Ex-Greylock GP Sarah Guo announces Conviction Partners, her new AI fund

Ex-Greylock GP Sarah Guo announces Conviction Partners, her new AI fund

Venture capital is subject to cycles of hype, like the funding glut for Web3 last year and for artificial intelligence in the late 2010s. Now AI has come back into the zeitgeist , but venture capitalist Sarah Guo is convinced the hype is here to stay, so much so that she’s betting her new venture capital fund on that bet.

Guo on Tuesday announced the first closing of an initial $101 million fund for his new investment firm Conviction Partners. After spending nine years at Greylock, where she rose through the ranks to become the Silicon Valley company’s second female general partner, Guo left the company in June. With Conviction, it plans to invest in AI startups up to the Series A stage with checks worth between $1 million and $10 million. Guo is starting out as a solo investor, but plans to build a team around her suited to the nature of AI research.

For example, she recruited a visiting scholar to conduct research on AI and says she plans to hire more academics who could create new models and collaborate on ideas with startups Conviction invests in. a venture capital firm thinks it belongs at home and out,” she said Forbes in an interview. She pointed out that for generalist companies, hiring a team of AI researchers “doesn’t make sense.”

Guo grew up in Wisconsin as the daughter of Chinese immigrants who worked at Bell Labs before becoming tech entrepreneurs. She immersed herself in technology as a teenager, creating a website for her parents’ company. After graduating from the University of Pennsylvania, she worked for two years at broadband networking startup Casa Systems and in technology investment banking at Goldman Sachs. She joined Greylock in 2013 and credits the generalist company for giving her access to investments in spaces such as health tech and crypto.

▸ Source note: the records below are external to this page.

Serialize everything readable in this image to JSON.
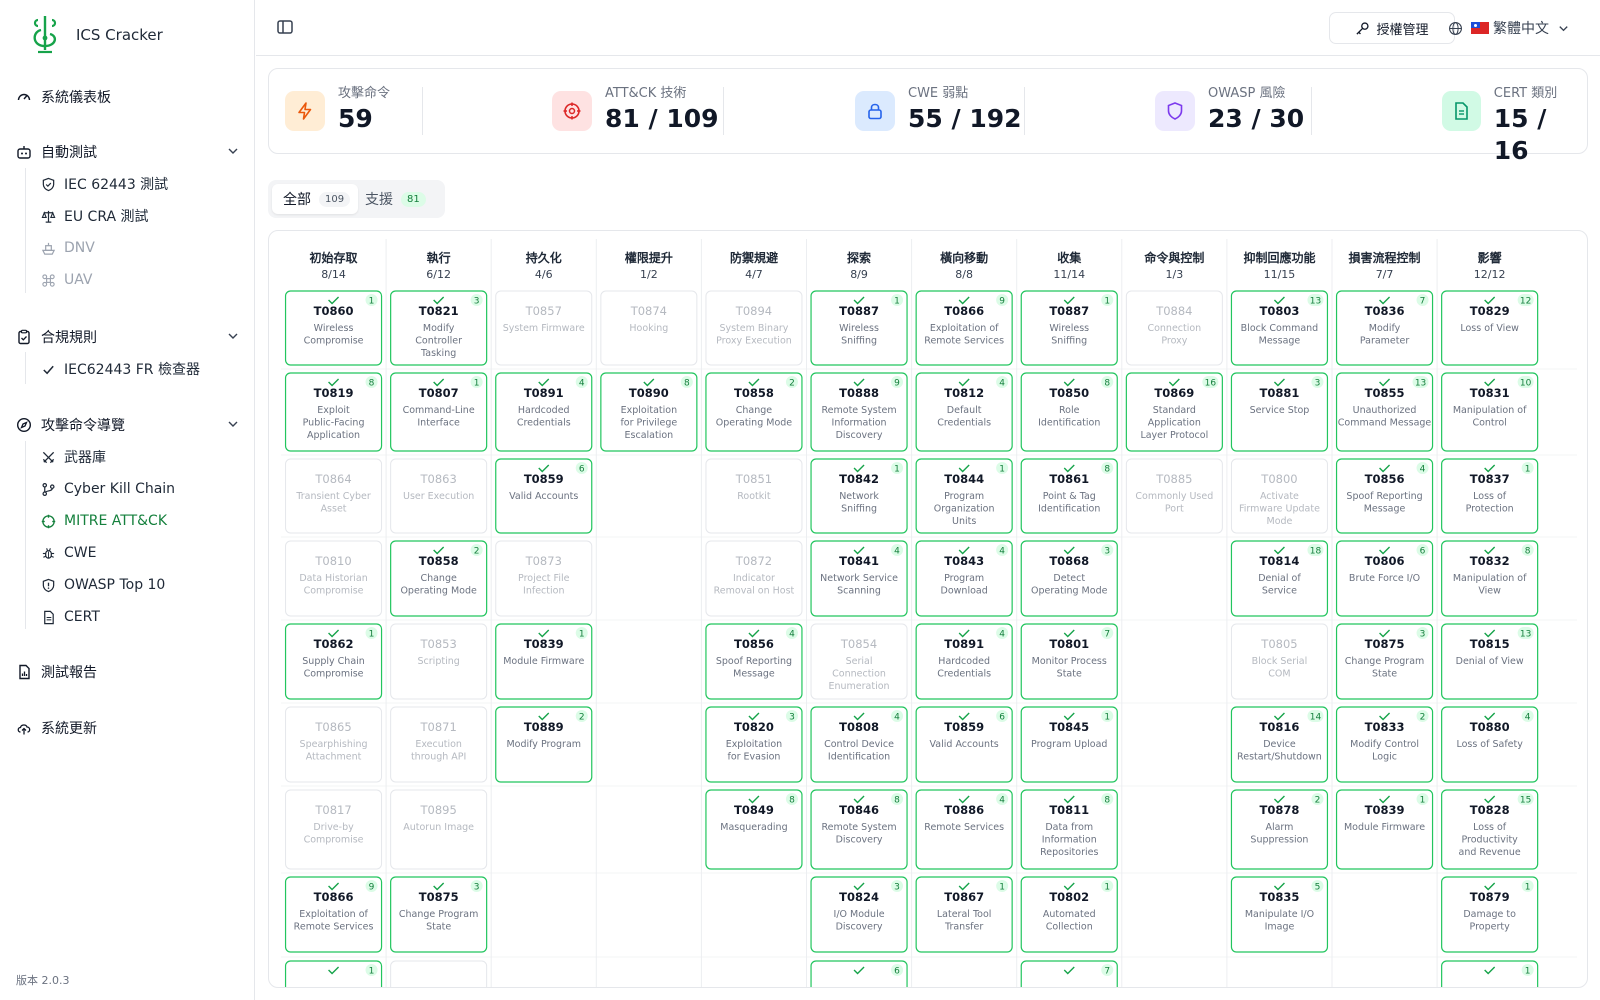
{
  "app": {
    "name": "ICS Cracker",
    "version": "版本 2.0.3"
  },
  "sidebar": {
    "dashboard": "系統儀表板",
    "auto_test": {
      "label": "自動測試",
      "items": [
        "IEC 62443 測試",
        "EU CRA 測試",
        "DNV",
        "UAV"
      ]
    },
    "compliance": {
      "label": "合規規則",
      "items": [
        "IEC62443 FR 檢查器"
      ]
    },
    "attack_nav": {
      "label": "攻擊命令導覽",
      "items": [
        "武器庫",
        "Cyber Kill Chain",
        "MITRE ATT&CK",
        "CWE",
        "OWASP Top 10",
        "CERT"
      ]
    },
    "reports": "測試報告",
    "update": "系統更新"
  },
  "header": {
    "license_label": "授權管理",
    "language": "繁體中文"
  },
  "stats": [
    {
      "label": "攻擊命令",
      "value": "59",
      "color": "#ea580c",
      "bg": "#ffedd5",
      "icon": "lightning-icon"
    },
    {
      "label": "ATT&CK 技術",
      "value": "81 / 109",
      "color": "#dc2626",
      "bg": "#fee2e2",
      "icon": "target-icon"
    },
    {
      "label": "CWE 弱點",
      "value": "55 / 192",
      "color": "#2563eb",
      "bg": "#dbeafe",
      "icon": "lock-icon"
    },
    {
      "label": "OWASP 風險",
      "value": "23 / 30",
      "color": "#7c3aed",
      "bg": "#ede9fe",
      "icon": "shield-icon"
    },
    {
      "label": "CERT 類別",
      "value": "15 / 16",
      "color": "#059669",
      "bg": "#d1fae5",
      "icon": "document-icon"
    }
  ],
  "tabs": [
    {
      "label": "全部",
      "count": "109"
    },
    {
      "label": "支援",
      "count": "81"
    }
  ],
  "matrix": {
    "colors": {
      "active_border": "#22c55e",
      "inactive_border": "#e5e7eb",
      "check": "#16a34a",
      "badge_bg": "#dcfce7",
      "badge_text": "#15803d",
      "muted_text": "#b5b9c0",
      "sub_text": "#6b7280"
    },
    "columns": [
      {
        "name": "初始存取",
        "count": "8/14",
        "cells": [
          {
            "id": "T0860",
            "name": "Wireless Compromise",
            "n": "1"
          },
          {
            "id": "T0819",
            "name": "Exploit Public-Facing Application",
            "n": "8"
          },
          {
            "id": "T0864",
            "name": "Transient Cyber Asset",
            "n": ""
          },
          {
            "id": "T0810",
            "name": "Data Historian Compromise",
            "n": ""
          },
          {
            "id": "T0862",
            "name": "Supply Chain Compromise",
            "n": "1"
          },
          {
            "id": "T0865",
            "name": "Spearphishing Attachment",
            "n": ""
          },
          {
            "id": "T0817",
            "name": "Drive-by Compromise",
            "n": ""
          },
          {
            "id": "T0866",
            "name": "Exploitation of Remote Services",
            "n": "9"
          },
          {
            "id": "",
            "name": "",
            "n": "1"
          }
        ]
      },
      {
        "name": "執行",
        "count": "6/12",
        "cells": [
          {
            "id": "T0821",
            "name": "Modify Controller Tasking",
            "n": "3"
          },
          {
            "id": "T0807",
            "name": "Command-Line Interface",
            "n": "1"
          },
          {
            "id": "T0863",
            "name": "User Execution",
            "n": ""
          },
          {
            "id": "T0858",
            "name": "Change Operating Mode",
            "n": "2"
          },
          {
            "id": "T0853",
            "name": "Scripting",
            "n": ""
          },
          {
            "id": "T0871",
            "name": "Execution through API",
            "n": ""
          },
          {
            "id": "T0895",
            "name": "Autorun Image",
            "n": ""
          },
          {
            "id": "T0875",
            "name": "Change Program State",
            "n": "3"
          },
          {
            "id": "",
            "name": "",
            "n": ""
          }
        ]
      },
      {
        "name": "持久化",
        "count": "4/6",
        "cells": [
          {
            "id": "T0857",
            "name": "System Firmware",
            "n": ""
          },
          {
            "id": "T0891",
            "name": "Hardcoded Credentials",
            "n": "4"
          },
          {
            "id": "T0859",
            "name": "Valid Accounts",
            "n": "6"
          },
          {
            "id": "T0873",
            "name": "Project File Infection",
            "n": ""
          },
          {
            "id": "T0839",
            "name": "Module Firmware",
            "n": "1"
          },
          {
            "id": "T0889",
            "name": "Modify Program",
            "n": "2"
          }
        ]
      },
      {
        "name": "權限提升",
        "count": "1/2",
        "cells": [
          {
            "id": "T0874",
            "name": "Hooking",
            "n": ""
          },
          {
            "id": "T0890",
            "name": "Exploitation for Privilege Escalation",
            "n": "8"
          }
        ]
      },
      {
        "name": "防禦規避",
        "count": "4/7",
        "cells": [
          {
            "id": "T0894",
            "name": "System Binary Proxy Execution",
            "n": ""
          },
          {
            "id": "T0858",
            "name": "Change Operating Mode",
            "n": "2"
          },
          {
            "id": "T0851",
            "name": "Rootkit",
            "n": ""
          },
          {
            "id": "T0872",
            "name": "Indicator Removal on Host",
            "n": ""
          },
          {
            "id": "T0856",
            "name": "Spoof Reporting Message",
            "n": "4"
          },
          {
            "id": "T0820",
            "name": "Exploitation for Evasion",
            "n": "3"
          },
          {
            "id": "T0849",
            "name": "Masquerading",
            "n": "8"
          }
        ]
      },
      {
        "name": "探索",
        "count": "8/9",
        "cells": [
          {
            "id": "T0887",
            "name": "Wireless Sniffing",
            "n": "1"
          },
          {
            "id": "T0888",
            "name": "Remote System Information Discovery",
            "n": "9"
          },
          {
            "id": "T0842",
            "name": "Network Sniffing",
            "n": "1"
          },
          {
            "id": "T0841",
            "name": "Network Service Scanning",
            "n": "4"
          },
          {
            "id": "T0854",
            "name": "Serial Connection Enumeration",
            "n": ""
          },
          {
            "id": "T0808",
            "name": "Control Device Identification",
            "n": "4"
          },
          {
            "id": "T0846",
            "name": "Remote System Discovery",
            "n": "8"
          },
          {
            "id": "T0824",
            "name": "I/O Module Discovery",
            "n": "3"
          },
          {
            "id": "",
            "name": "",
            "n": "6"
          }
        ]
      },
      {
        "name": "橫向移動",
        "count": "8/8",
        "cells": [
          {
            "id": "T0866",
            "name": "Exploitation of Remote Services",
            "n": "9"
          },
          {
            "id": "T0812",
            "name": "Default Credentials",
            "n": "4"
          },
          {
            "id": "T0844",
            "name": "Program Organization Units",
            "n": "1"
          },
          {
            "id": "T0843",
            "name": "Program Download",
            "n": "4"
          },
          {
            "id": "T0891",
            "name": "Hardcoded Credentials",
            "n": "4"
          },
          {
            "id": "T0859",
            "name": "Valid Accounts",
            "n": "6"
          },
          {
            "id": "T0886",
            "name": "Remote Services",
            "n": "4"
          },
          {
            "id": "T0867",
            "name": "Lateral Tool Transfer",
            "n": "1"
          }
        ]
      },
      {
        "name": "收集",
        "count": "11/14",
        "cells": [
          {
            "id": "T0887",
            "name": "Wireless Sniffing",
            "n": "1"
          },
          {
            "id": "T0850",
            "name": "Role Identification",
            "n": "8"
          },
          {
            "id": "T0861",
            "name": "Point & Tag Identification",
            "n": "8"
          },
          {
            "id": "T0868",
            "name": "Detect Operating Mode",
            "n": "3"
          },
          {
            "id": "T0801",
            "name": "Monitor Process State",
            "n": "7"
          },
          {
            "id": "T0845",
            "name": "Program Upload",
            "n": "1"
          },
          {
            "id": "T0811",
            "name": "Data from Information Repositories",
            "n": "8"
          },
          {
            "id": "T0802",
            "name": "Automated Collection",
            "n": "1"
          },
          {
            "id": "",
            "name": "",
            "n": "7"
          }
        ]
      },
      {
        "name": "命令與控制",
        "count": "1/3",
        "cells": [
          {
            "id": "T0884",
            "name": "Connection Proxy",
            "n": ""
          },
          {
            "id": "T0869",
            "name": "Standard Application Layer Protocol",
            "n": "16"
          },
          {
            "id": "T0885",
            "name": "Commonly Used Port",
            "n": ""
          }
        ]
      },
      {
        "name": "抑制回應功能",
        "count": "11/15",
        "cells": [
          {
            "id": "T0803",
            "name": "Block Command Message",
            "n": "13"
          },
          {
            "id": "T0881",
            "name": "Service Stop",
            "n": "3"
          },
          {
            "id": "T0800",
            "name": "Activate Firmware Update Mode",
            "n": ""
          },
          {
            "id": "T0814",
            "name": "Denial of Service",
            "n": "18"
          },
          {
            "id": "T0805",
            "name": "Block Serial COM",
            "n": ""
          },
          {
            "id": "T0816",
            "name": "Device Restart/Shutdown",
            "n": "14"
          },
          {
            "id": "T0878",
            "name": "Alarm Suppression",
            "n": "2"
          },
          {
            "id": "T0835",
            "name": "Manipulate I/O Image",
            "n": "5"
          }
        ]
      },
      {
        "name": "損害流程控制",
        "count": "7/7",
        "cells": [
          {
            "id": "T0836",
            "name": "Modify Parameter",
            "n": "7"
          },
          {
            "id": "T0855",
            "name": "Unauthorized Command Message",
            "n": "13"
          },
          {
            "id": "T0856",
            "name": "Spoof Reporting Message",
            "n": "4"
          },
          {
            "id": "T0806",
            "name": "Brute Force I/O",
            "n": "6"
          },
          {
            "id": "T0875",
            "name": "Change Program State",
            "n": "3"
          },
          {
            "id": "T0833",
            "name": "Modify Control Logic",
            "n": "2"
          },
          {
            "id": "T0839",
            "name": "Module Firmware",
            "n": "1"
          }
        ]
      },
      {
        "name": "影響",
        "count": "12/12",
        "cells": [
          {
            "id": "T0829",
            "name": "Loss of View",
            "n": "12"
          },
          {
            "id": "T0831",
            "name": "Manipulation of Control",
            "n": "10"
          },
          {
            "id": "T0837",
            "name": "Loss of Protection",
            "n": "1"
          },
          {
            "id": "T0832",
            "name": "Manipulation of View",
            "n": "8"
          },
          {
            "id": "T0815",
            "name": "Denial of View",
            "n": "13"
          },
          {
            "id": "T0880",
            "name": "Loss of Safety",
            "n": "4"
          },
          {
            "id": "T0828",
            "name": "Loss of Productivity and Revenue",
            "n": "15"
          },
          {
            "id": "T0879",
            "name": "Damage to Property",
            "n": "1"
          },
          {
            "id": "",
            "name": "",
            "n": "1"
          }
        ]
      }
    ]
  }
}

But it was above all the AI ​​that stayed with her. She says she seriously considered leaving Greylock to start a business with Google Brain co-founder Andrew Ng in 2016 (also the year she was named to Forbes‘ List of 30 under 30 for venture capital). Yet, like Web3 last year, AI had its own VC hype cycle that died out once the technology and revenue proved to be growing too slowly. “A couple of very smart investors invited me to dinner in 2018, in the depths of disillusion [about AI], what I was wrong about robots and natural language,” she said. “I admitted with shame that the underlying technology wasn’t quite there.”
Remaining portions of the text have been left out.